A new dawn and a new adventure. We were off to Ironbridge as Richard had got the day off work. I was very embarrassed as we were packing the car, Cheryl (from next door) came up to tell me she heard me in the bathroom last night. Great, I told Richard how I felt, how I felt like I wanted to hurt her - she must think I'm a terrible mother too. So I just put a brave face on and told her it was a bad night, desperately hoping it was too muffled and she didn't hear. I would never hurt my baby, I love her. I'm just tired.

So we went off to Ironbridge and it rained a lot. Tilly was fascinated by my food. We had a nice day out.

I'm going to stop forcing routines on her, they are not doing either of us any good.

Sunday 8 June 2008

Big baby, little baby


We went to see Heather and Brad and baby Maximus today. He looks so tiny. Tilly was huge compared to him.

I've not got on very well trying to do Gina Ford's strict routine. It amazes me that Heather has stuck to it so far! Gina Ford is too strict for me, I questioned her methods and broke all the rules. How can Heather do it? It must be Brad's influence to make her follow it. They feed Max and then put him down to sleep in his pram, they don't hold him or rock him. Blimey - why wasn't I tougher? I've got a baby that needs to be held and rocked to go to sleep.

Sunday 1 June 2008

Mum's birthday meal weekend Part 2

OK, so yesterday was bad enough. Today was a new day and Tilly slept really well last night. She slept from 7pm - 7am with 3 quick feeds. When she woke up she was all smiles. I quickly texted mum to get her to get herself over to the campsite pronto. I really wanted her to spend time with her today, especially if she was being lovely.

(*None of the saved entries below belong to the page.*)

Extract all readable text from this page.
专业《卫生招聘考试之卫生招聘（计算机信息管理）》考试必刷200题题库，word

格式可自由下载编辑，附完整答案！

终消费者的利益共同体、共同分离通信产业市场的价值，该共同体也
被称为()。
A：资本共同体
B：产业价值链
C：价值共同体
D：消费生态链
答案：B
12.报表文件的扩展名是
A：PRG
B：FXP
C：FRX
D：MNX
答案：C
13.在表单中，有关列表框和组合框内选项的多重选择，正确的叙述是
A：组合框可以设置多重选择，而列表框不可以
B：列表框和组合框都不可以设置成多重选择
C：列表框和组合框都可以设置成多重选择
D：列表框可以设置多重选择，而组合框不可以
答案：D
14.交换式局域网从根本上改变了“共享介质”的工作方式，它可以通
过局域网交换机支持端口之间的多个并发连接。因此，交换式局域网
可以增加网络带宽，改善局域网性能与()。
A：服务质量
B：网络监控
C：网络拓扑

W Mum and Prue arrived and it was lovely as they had a bit of time with Tilly, who was finally the baby I've been looking after recently, smiling and babbling.

Wig Wam - Weeeeeeee

The campsite was a little chavvy but the Wig Wam was ace. In effect it was a wooden shed. It had a pitched roof down to the floor and there was barely enough room to stand upright in the middle. We made up the mattress at the far end and there was plenty of space for Tilly's pram at the end. There was a small preparation area, a microwave, a kettle and even a TV. After food, I collapsed on the mattress and watched T.V. Tilly had fallen asleep, probably exhausted after all that crying. Richard and I lay there very relaxed - finally.

Suddenly there was an object coming through the window above me, accompanied by a strange loud high pitched wailing noise. I just flopped on my back stunned, my arms up like I was being taken hostage. Meanwhile, beside me Richard squealed like a girl, his arms flapping, bashing this UFO and was quickly up on his feet (after them flapping a bit too). It was a hot evening on the campsite and some kids had decided to blow up some whistling balloons and shove an untied one through our window. I completely collapsed laughing at Richard's reaction, who was still shaking and was livid. He went straight to the door and shouted at the boys, telling them we had a small baby sleeping. Tilly slept through it all, amazing as the balloon was loud but Richard's squeal was far louder!